[lbo-talk] Krugman
Seth Ackerman
sethackerman1 at verizon.net
Wed Dec 19 04:31:06 PST 2007
Rakesh Bhandari wrote:
>If I have read him correctly, Jha would point to perverse
>de-industrialization, meaning relocation of low productivity sectors
>of US industry abroad without commensurate growth in service sector
>and advanced mfg jobs.
>
1. First of all, if this were true - if low-productivity sectors had
been relocated elsewhere without being replaced by other sectors - then
by definition we would be left with greater unused resources, i.e.,
unemployment. Yet the percentage of adults (over 16) with jobs was
exactly unchanged from Dec 1996-Dec. 2006 (63.4%).
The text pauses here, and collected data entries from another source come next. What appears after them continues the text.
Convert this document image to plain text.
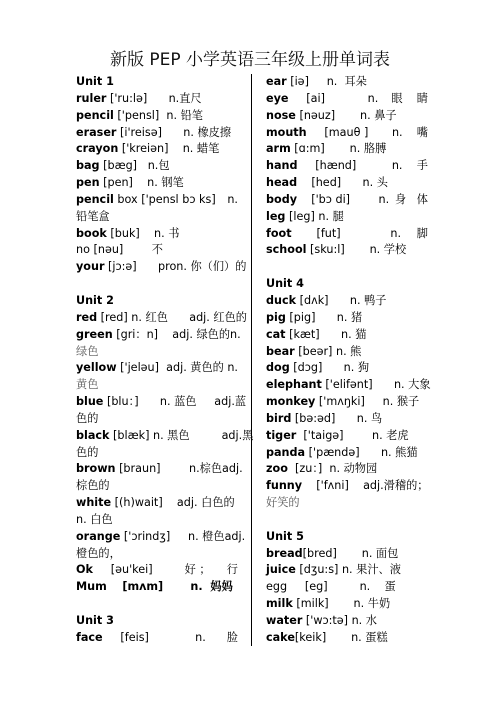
新版 PEP 小学英语三年级上册单词表
Unit 1
ruler ['ru:lə]      n.直尺
pencil ['pensl]  n. 铅笔
eraser [i'reisə]      n. 橡皮擦
crayon ['kreiən]    n. 蜡笔
bag [bæg]   n.包
pen [pen]    n. 钢笔
pencil box ['pensl bɔ ks] n.
铅笔盒
book [buk]    n. 书
no [nəu]        不
your [jɔ:ə]      pron. 你（们）的
Unit 2
red [red] n. 红色      adj. 红色的
green [gri：n]    adj. 绿色的 n.
绿色
yellow ['jeləu]  adj. 黄色的 n.
黄色
blue [blu：]      n. 蓝色     adj. 蓝
色的
black [blæk] n. 黑色         adj. 黑
色的
brown [braun]        n.棕色 adj.
棕色的
white [(h)wait]    adj. 白色的
n. 白色
orange ['ɔrindʒ]     n. 橙色 adj.
橙色的，
Ok     [əu'kei]         好 ； 行
Mum    [mʌm]       n.  妈妈
Unit 3
face     [feis]             n. 脸
ear [iə]     n.  耳朵
eye     [ai]            n. 眼    睛
nose [nəuz]       n. 鼻子
mouth     [mauθ ] n.    嘴
arm [ɑ:m]       n. 胳膊
hand     [hænd]          n. 手
head    [hed]      n. 头
body    ['bɔ di]        n. 身   体
leg [leg] n. 腿
foot       [fut]              n. 脚
school [sku:l]       n. 学校
Unit 4
duck [dʌk]      n. 鸭子
pig [pig]      n. 猪
cat [kæt]      n. 猫
bear [beər] n. 熊
dog [dɔg]      n. 狗
elephant ['elifənt]      n. 大象
monkey ['mʌŋki]     n. 猴子
bird [bə:əd]      n. 鸟
tiger  ['taigə]        n. 老虎
panda ['pændə]      n. 熊猫
zoo  [zu：]  n. 动物园
funny    ['fʌni]    adj. 滑稽的；
好笑的
Unit 5
bread[bred]       n. 面包
juice [dʒu:s] n. 果汁、液
egg     [eg]         n.    蛋
milk [milk]       n. 牛奶
water ['wɔ:tə] n. 水
cake[keik]       n. 蛋糕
2. Secondly, why the need for these guesses and hunches? You know,
bourgeois economics, whatever you think of it, has produced some
extremely rich empirical analyses of the 1995-2005 productivity
acceleration.
Try studies by McKinskey -
http://www.mckinsey.com/mgi/reports/pdfs/usproductivity/US_Prod_After_Dot_Com.pdf....
...or Robert J. Gordon
http://faculty-web.at.northwestern.edu/economics/gordon/Productivity-Brookings.pdf
I'll summarize them for you. The vast majority of the productivity
acceleration was due to sharply improved productivity growth in a small
number of sectors: retail, wholesale, securities trading, domestic IT
hardware production. It was mostly due to technological improvements. It
has nothing to do with offshoring low-productivity sectors.